Friday 24th February
I am sitting here in
my beautiful home typing this via Libre because as yet I am still
waiting for my land line and broadband to be installed. My mobile is
picking up a sketchy BT wifi but my laptop wont. I had planned on
going to the library but have had to sort out some heating issues and
so as the time ticks on I am resigned to a day at home seeing if the
programme I set into my thermostat is working...as I type I don't
think it has because right now my radiators are on when they should
be off!
Today I am feeling
engulfed with insecurities and doubts. My anxiety issues are hitting
a high and I am feeling jittery and tearful. I have always suffered
from problems with anxiety and they have waxed and waned as regularly
as the moon in the night sky.
I hardly slept last
night as my mind is playing tricks with my relationship with Mark.
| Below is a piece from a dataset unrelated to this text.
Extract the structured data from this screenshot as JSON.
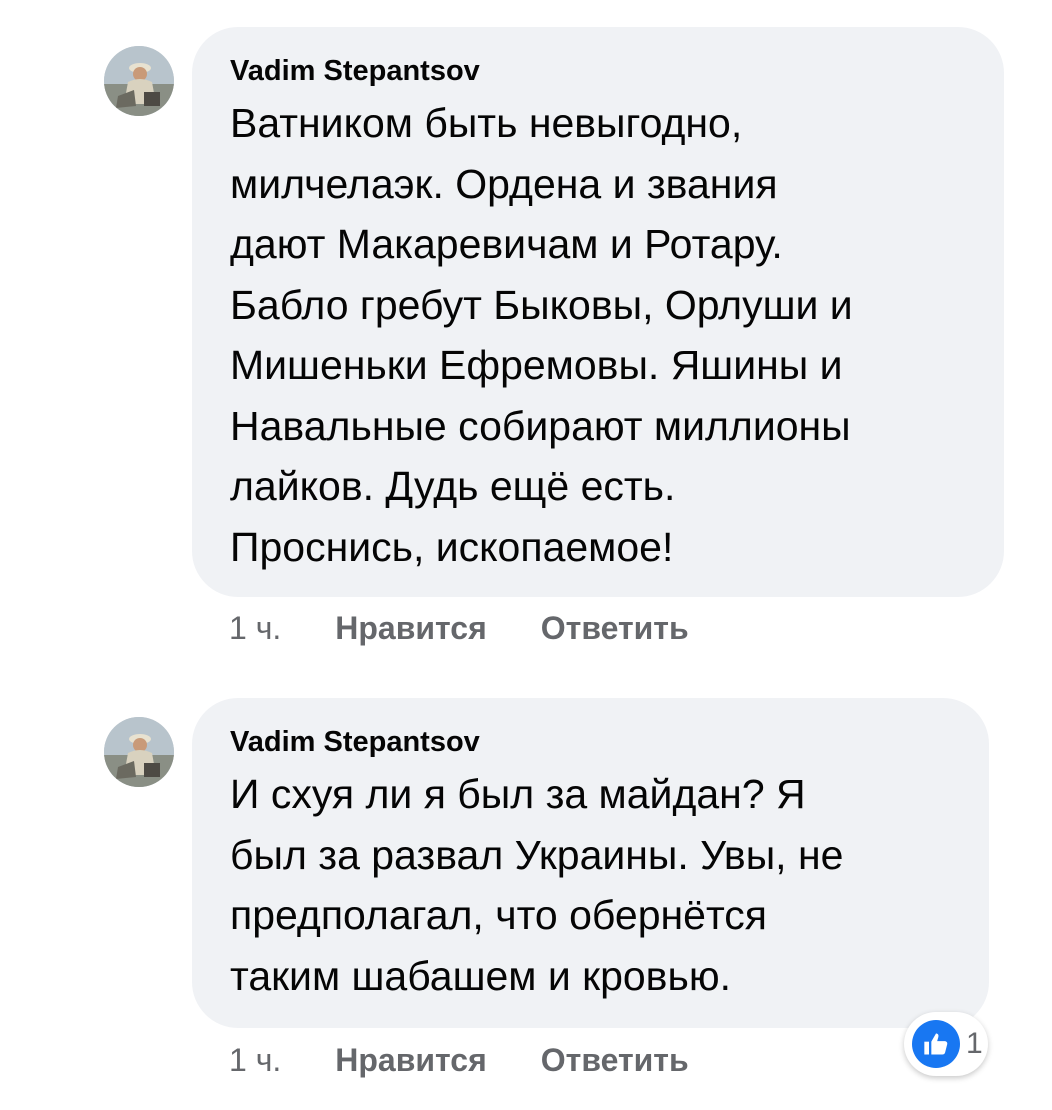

There is no concrete reasons for this, no hints that our relationship
is faltering but my mind is whispering otherwise. Its insiduous
whisperings are telling me that he is working this weekend because he
doesn't want to see me, that he is trying to back out of our
relationship. The crazy thing is there is no reason for thinking this
way, there has been no reason given for me to think it, I am still
getting my messages from him daily...but my evil brain is telling me
otherwise.
The feeling of doubt
and anxiety is so overwhelming I could cry from the sheer frustration
as two parts of my mind battle it out. The awful thing is the evil
side is stronger than the rational side-isn't that always the way? So
all I can do is try to keep myself busy and think around the evil to
the rational, to remind myself constantly that there is no reason to
feel this way, that he has given me no reason to doubt his feelings
for me, that he is genuinely busy with work.